{} and () in || statement in shell script

Question

i am writing a shell script which should exit in some cases, my current code is:

 set -e 

    Running A || (echo "failed to run A"; exit 1)
    Running B || (echo "failed to run B"; exit 1)
    if Condition C
    then 
       Running D || (echo "failed to run D"; exit 1)
    ....

and it worked as expected, it passes if A/B runs well, echo message for me if A or B failed, but i have not tested D failed yet. My understanding is if A or B failed, it will go to code after "||", echo error, then exit subshell and return false. So the whole line is "false||false" so it exited because i have "set -e" at the beginning.

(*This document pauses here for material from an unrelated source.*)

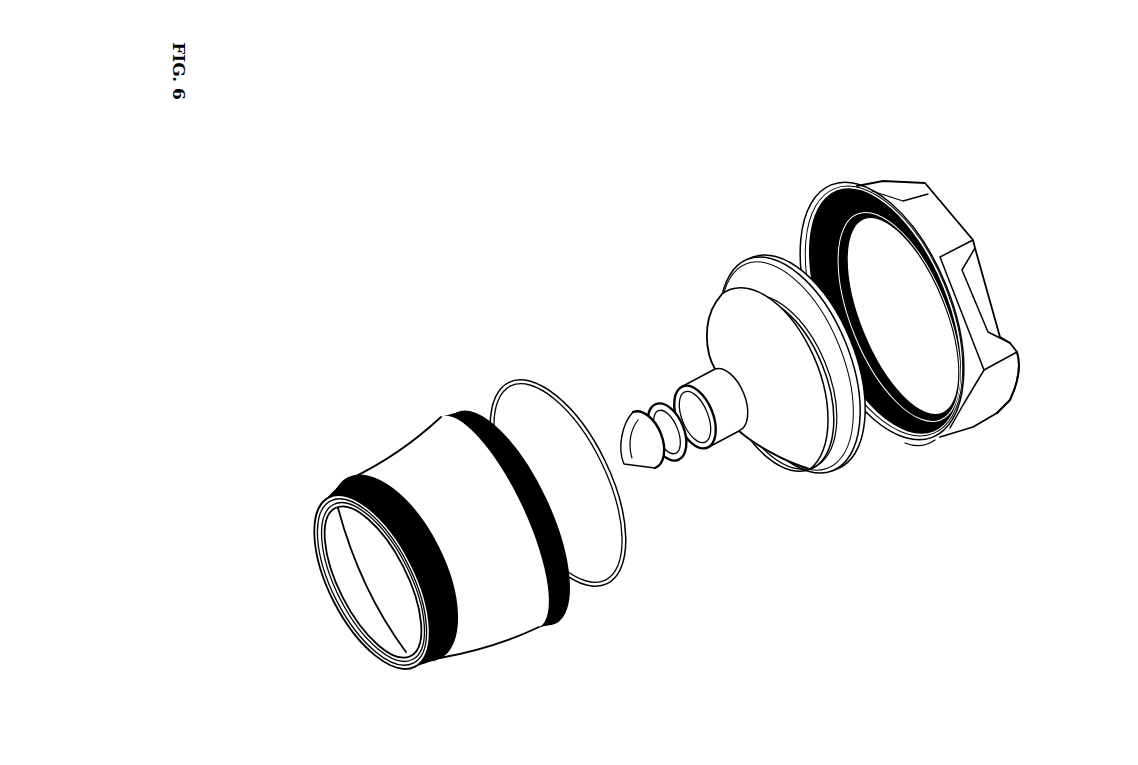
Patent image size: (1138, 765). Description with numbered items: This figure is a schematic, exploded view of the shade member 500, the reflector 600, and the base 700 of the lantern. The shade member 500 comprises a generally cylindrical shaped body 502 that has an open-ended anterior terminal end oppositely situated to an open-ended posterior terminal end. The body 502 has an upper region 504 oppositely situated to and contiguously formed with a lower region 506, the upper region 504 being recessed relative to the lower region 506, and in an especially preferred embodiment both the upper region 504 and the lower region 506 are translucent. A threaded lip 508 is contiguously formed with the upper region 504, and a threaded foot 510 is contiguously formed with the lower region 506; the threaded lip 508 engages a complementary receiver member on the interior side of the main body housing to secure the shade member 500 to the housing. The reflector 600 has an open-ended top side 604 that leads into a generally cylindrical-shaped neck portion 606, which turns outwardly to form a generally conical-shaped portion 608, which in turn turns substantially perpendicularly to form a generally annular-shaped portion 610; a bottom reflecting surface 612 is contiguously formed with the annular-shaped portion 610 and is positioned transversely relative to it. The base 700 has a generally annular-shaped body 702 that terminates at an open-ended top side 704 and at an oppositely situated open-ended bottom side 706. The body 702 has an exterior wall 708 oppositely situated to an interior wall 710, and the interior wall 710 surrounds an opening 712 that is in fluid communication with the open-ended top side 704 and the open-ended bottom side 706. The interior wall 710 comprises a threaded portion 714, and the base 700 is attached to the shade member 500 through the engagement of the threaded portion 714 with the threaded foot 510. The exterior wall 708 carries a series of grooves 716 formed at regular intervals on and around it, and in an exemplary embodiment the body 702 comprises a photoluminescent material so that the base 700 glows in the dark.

But then i read How to exit if a command failed? it mentioned "set -e" is dangerous because it won't be triggered inside if statement, so does it mean that it won't work if my "Running D" command fails?(meanning it won't exit and will continue executing next command). Also, i tried to use {} as the above post suggests, but it's weird. if i change it to:

#set -e
Running A || {exit 1}

it's correct, meaning if A successes, continue next command, if A fails, exit script. But if i change to

#set -e
Running A || {echo "running A failed";exit 1}

it always exited here no matter A successes or fails.

What is wrong? Also i am a bit confused now which is the best way to exit in my case? i should use "set -e" or "{}"? Thanks!

Answer 1

Using ( ) spawns a sub-shell, while using { } does not, the latter allowing the enclosed exit to directly terminate your script.

The group command syntax using { } is a little picky about syntax. You have to separate the brace characters from others with whitespace. You also need to use a trailing semicolon after the last command in the group.

Given the above constraints, try changing:

Running A || {echo "running A failed";exit 1}

... to:

Running A || { echo "running A failed";exit 1; }